>> Expect inconsistency.
Ungroomed wilderness snow can change with every turn. Look for clues to surface consistency (like glinting ice or swirling drift patterns) and continually adjust your technique (see Ski Any Conditions). Also, watch for bulges that indicate subsurface hazards such as logs and rocks; give them a wide berth.
>> Stay centered.
Use a neutral, athletic stance: shoulders square, hands up, legs flexed at the ankle and knee. Variable snow—especially if it’s deep and heavy—can throw you forward and back, so stay ready and light on your feet.
>> Bust the crust.
If you’re punching through a thin snow layer to softer stuff below, try to distribute your weight evenly on your skis and stay on top. If that’s not possible, use short jump turns to power through, and keep your shins pressed against your boot to get better purchase with your skis’ edges.
>> Drop your ego.
Stop often to evaluate terrain, descend slowly, and don’t be afraid to use beginner techniques like snowplowing or sidestepping. Groomed-hill skills don’t necessarily translate off-piste, and hazards aren’t marked. “Realize that you won’t be as gnarly or as fast a skier in the backcountry as you are at a resort,” says Mike Hattrup, a one-time U.S. Ski Team mogul champ turned backcountry king.
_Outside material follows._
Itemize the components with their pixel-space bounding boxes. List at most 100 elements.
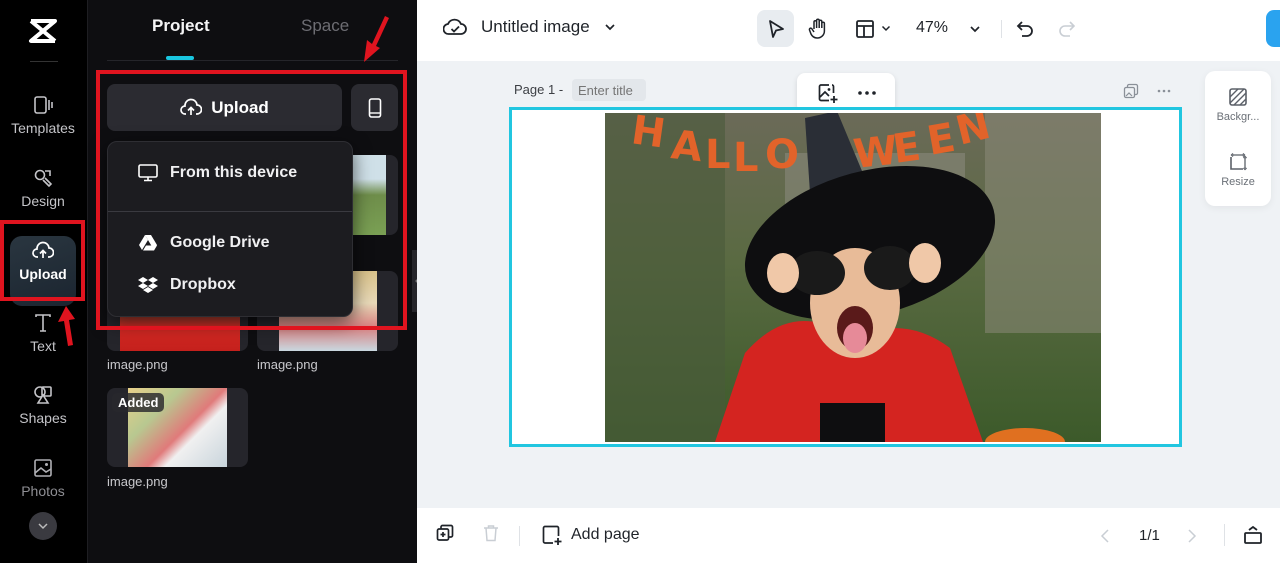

>> Know how to self-arrest.
Before going out, practice stopping techniques. With poles: Use your armpit as a fulcrum and gradually lever the pole’s tip into the snow. Without poles: Flip onto your stomach with your head uphill and dig your boot tips in.
>> Manage your pack.
You’ll be skiing with 10 to 50 pounds of weight, which shifts your center of gravity higher and makes turns more difficult. Counter the effects: Add a slight forward lean to your athletic stance and prep preseason with core- and balance- building moves like planks, crunches, squats, and lunges. Don’t like skiing with a load? Opt for a basecamp and day-tripping setup.